Dr. Arthur Agatston, the creator of the South Beach diet, did not design his diet for any special group of people. His presentation of the South Beach diet foods, however, certainly appealed to one small group of southern Californians. Several members of the Culver City Interfaith Alliance found it easy to carry-out Dr. Agatson’s suggestions. In his diet book, the doctor had recommended that those who have chosen to loose weight by eating South Beach diet foods then incorporate such foods into their post-diet menu.
In essence, Dr. Agatson suggested that those who go on a South Beach diet should not hasten the removal from their daily intake of South Beach diet foods. He suggested that such dieters should make the rules of the diet a new “way of life.” That new way of life should include a reliance on the consumption of more healthful carbohydrates. That suggested adoption of a new “way of life” appealed greatly to some members of the Culver City Interfaith Alliance.
The members of the Interfaith Alliance found it easy to stick with the foods on the South Beach diet menus. The members of the Alliance had daily contact with others who had chosen to use a restricted diet during all or part of the year. For example, the Alliance membership included Hindus, who had sworn-off meat. It also included Jews, who could not eat leavened bread during the Passover. Both the Jewish and Muslim members of the Culver City Interfaith Alliance refrained from eating pork during any period of the year.

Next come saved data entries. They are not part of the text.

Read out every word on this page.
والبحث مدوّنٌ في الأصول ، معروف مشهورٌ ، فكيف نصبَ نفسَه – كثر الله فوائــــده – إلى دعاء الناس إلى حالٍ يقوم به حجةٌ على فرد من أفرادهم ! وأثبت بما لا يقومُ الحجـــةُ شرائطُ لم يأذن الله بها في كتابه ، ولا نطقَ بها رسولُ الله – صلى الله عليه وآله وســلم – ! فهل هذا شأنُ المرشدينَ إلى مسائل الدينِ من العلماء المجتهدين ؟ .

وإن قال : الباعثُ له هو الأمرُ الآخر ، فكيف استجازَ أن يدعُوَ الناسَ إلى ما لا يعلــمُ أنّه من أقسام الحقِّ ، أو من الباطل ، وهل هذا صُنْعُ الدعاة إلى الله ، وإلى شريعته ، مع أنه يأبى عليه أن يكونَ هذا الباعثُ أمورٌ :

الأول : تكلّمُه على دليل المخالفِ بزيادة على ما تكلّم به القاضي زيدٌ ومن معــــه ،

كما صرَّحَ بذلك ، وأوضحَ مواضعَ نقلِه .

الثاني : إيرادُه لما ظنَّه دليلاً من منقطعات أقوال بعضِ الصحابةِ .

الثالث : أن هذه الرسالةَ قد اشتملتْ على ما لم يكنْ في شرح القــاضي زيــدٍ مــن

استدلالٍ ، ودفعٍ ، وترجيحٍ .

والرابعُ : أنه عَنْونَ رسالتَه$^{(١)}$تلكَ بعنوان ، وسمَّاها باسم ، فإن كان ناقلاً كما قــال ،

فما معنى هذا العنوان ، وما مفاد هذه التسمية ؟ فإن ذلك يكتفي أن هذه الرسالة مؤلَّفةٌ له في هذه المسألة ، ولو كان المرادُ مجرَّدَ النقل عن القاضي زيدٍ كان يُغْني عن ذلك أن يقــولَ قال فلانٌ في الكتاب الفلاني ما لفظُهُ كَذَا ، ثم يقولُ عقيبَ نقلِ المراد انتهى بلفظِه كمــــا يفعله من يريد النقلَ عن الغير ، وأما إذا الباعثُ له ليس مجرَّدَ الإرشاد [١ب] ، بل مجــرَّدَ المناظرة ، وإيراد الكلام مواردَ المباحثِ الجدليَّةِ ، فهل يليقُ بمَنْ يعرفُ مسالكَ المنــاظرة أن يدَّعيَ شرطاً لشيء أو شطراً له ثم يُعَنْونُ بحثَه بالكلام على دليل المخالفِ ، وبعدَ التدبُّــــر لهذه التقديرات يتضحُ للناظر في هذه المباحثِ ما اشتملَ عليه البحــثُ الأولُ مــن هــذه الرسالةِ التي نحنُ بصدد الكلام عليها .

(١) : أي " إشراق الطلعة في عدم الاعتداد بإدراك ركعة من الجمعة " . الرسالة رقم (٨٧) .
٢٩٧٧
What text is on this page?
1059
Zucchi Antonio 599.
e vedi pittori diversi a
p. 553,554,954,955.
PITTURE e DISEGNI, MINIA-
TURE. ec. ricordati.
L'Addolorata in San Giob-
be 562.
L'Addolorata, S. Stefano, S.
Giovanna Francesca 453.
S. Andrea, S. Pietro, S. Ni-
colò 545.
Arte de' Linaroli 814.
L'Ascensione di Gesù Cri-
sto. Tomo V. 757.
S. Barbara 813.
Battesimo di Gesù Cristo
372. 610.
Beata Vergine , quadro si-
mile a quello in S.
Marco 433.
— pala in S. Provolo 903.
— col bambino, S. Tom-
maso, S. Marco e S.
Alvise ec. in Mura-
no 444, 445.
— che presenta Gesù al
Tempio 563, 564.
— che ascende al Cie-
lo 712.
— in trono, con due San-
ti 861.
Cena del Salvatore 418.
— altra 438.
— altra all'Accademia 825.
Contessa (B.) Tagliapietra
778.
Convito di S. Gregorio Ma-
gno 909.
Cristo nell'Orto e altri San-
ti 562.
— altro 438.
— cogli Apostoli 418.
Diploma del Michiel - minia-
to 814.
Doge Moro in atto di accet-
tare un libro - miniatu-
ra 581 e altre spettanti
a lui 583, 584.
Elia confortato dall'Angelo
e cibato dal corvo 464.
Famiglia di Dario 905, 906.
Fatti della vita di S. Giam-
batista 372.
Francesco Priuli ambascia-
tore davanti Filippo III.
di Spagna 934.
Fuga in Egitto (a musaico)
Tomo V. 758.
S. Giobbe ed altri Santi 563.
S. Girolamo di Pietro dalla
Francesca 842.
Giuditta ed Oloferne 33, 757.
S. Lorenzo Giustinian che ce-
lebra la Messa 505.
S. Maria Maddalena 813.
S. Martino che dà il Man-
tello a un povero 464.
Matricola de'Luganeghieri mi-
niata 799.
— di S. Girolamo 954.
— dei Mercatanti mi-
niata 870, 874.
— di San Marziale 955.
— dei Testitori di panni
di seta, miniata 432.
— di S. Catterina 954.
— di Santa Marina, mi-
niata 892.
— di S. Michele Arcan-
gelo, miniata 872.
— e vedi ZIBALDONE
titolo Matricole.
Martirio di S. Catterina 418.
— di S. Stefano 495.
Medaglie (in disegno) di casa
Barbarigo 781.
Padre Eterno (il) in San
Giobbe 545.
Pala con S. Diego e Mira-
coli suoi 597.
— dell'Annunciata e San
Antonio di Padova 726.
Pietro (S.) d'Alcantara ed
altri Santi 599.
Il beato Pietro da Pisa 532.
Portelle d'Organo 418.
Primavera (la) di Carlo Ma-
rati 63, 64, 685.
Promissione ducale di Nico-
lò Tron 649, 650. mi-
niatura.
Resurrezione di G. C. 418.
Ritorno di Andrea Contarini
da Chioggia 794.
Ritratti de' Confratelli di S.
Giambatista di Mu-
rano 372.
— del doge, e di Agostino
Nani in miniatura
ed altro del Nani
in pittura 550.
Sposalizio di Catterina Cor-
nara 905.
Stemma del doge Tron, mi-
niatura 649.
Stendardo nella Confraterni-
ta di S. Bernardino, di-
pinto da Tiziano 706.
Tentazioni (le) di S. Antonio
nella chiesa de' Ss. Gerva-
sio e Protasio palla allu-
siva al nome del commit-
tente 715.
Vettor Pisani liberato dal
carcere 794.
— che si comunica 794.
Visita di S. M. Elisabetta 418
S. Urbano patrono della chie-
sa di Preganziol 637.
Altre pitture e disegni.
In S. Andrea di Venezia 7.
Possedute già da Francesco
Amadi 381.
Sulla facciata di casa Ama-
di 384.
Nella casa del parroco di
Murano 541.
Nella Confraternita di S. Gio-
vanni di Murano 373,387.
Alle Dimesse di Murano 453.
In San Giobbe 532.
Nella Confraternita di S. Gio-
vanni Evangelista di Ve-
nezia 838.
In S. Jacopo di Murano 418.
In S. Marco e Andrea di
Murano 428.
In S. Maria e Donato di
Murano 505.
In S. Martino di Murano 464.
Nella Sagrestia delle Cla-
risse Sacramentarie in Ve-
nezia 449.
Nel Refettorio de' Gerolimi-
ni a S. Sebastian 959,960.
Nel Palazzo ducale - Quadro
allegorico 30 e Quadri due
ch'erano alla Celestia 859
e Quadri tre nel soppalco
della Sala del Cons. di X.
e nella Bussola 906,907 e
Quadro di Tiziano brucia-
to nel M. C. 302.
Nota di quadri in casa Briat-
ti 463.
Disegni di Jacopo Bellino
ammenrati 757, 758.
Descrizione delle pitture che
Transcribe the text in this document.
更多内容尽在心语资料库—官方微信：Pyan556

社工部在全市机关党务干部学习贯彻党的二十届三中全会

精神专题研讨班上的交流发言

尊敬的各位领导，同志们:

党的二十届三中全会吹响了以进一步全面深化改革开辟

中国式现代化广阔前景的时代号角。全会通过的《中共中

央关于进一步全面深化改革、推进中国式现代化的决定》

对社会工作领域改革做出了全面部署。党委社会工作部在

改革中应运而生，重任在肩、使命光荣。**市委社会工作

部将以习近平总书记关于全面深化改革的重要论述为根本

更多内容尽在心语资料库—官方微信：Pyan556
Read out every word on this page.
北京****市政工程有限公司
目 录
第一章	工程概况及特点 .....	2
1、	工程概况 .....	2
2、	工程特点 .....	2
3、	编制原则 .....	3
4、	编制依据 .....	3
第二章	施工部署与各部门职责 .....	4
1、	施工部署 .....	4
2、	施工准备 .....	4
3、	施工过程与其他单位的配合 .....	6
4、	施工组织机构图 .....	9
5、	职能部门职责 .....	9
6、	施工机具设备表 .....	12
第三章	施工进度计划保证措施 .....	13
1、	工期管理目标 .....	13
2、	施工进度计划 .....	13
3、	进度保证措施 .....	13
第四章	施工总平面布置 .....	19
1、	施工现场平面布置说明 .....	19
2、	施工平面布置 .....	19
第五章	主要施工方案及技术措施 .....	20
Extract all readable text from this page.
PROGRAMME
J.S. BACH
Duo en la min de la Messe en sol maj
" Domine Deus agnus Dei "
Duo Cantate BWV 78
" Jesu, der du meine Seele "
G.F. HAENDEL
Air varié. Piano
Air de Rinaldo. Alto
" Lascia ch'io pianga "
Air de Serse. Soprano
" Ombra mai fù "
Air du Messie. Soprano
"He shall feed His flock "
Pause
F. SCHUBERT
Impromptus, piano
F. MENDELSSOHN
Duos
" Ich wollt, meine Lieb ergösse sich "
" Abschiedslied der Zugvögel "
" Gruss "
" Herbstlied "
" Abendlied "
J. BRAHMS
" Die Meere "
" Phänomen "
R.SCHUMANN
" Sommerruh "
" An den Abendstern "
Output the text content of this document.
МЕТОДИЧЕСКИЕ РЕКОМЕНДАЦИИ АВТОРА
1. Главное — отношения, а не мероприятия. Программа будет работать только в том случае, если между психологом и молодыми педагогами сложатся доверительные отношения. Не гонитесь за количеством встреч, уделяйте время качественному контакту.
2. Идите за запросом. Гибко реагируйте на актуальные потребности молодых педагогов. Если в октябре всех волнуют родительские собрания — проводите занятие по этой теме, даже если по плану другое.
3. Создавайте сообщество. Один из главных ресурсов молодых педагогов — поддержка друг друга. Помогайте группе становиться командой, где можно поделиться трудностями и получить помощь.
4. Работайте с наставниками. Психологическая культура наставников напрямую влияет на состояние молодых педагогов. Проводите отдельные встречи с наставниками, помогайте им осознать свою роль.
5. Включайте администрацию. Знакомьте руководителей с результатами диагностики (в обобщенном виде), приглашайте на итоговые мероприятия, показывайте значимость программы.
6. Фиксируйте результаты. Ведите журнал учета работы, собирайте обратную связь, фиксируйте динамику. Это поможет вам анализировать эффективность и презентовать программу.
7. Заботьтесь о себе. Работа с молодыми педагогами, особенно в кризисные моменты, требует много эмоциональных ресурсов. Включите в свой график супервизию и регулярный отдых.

While members of the Alliance did not actually prepare dishes that reproduced the offerings given in the South Beach diet menus, they did give their dieting friends plenty of other support. They praised their friends, when they noted a hint of weight loss. They even prayed with their friends, helping them to steer clear of temptation.
For that reason, the dieting members of the Alliance could easily complete the first two weeks of the South Beach diet. During those 2 weeks, they did not eat any carbohydrates. With that phase of the diet, phase 1, behind them, the dieting members of the Alliance then concentrated on the re-introduction of complex carbohydrates. During that second phase of the diet, the dieting members of the Alliance satisfied their hunger by eating foods with a low glycemic index (GI).
In that way the members of the Alliance managed to make the South Beach diet foods an integral part of their daily life. In that way the members of the Alliance demonstrated to their friends the development of their reliance on the effectiveness of the diet. That reliance took a back seat to only one other strong reliance. The dieters’ reliance on the effectiveness of the South Beach diet was second only to their reliance on God.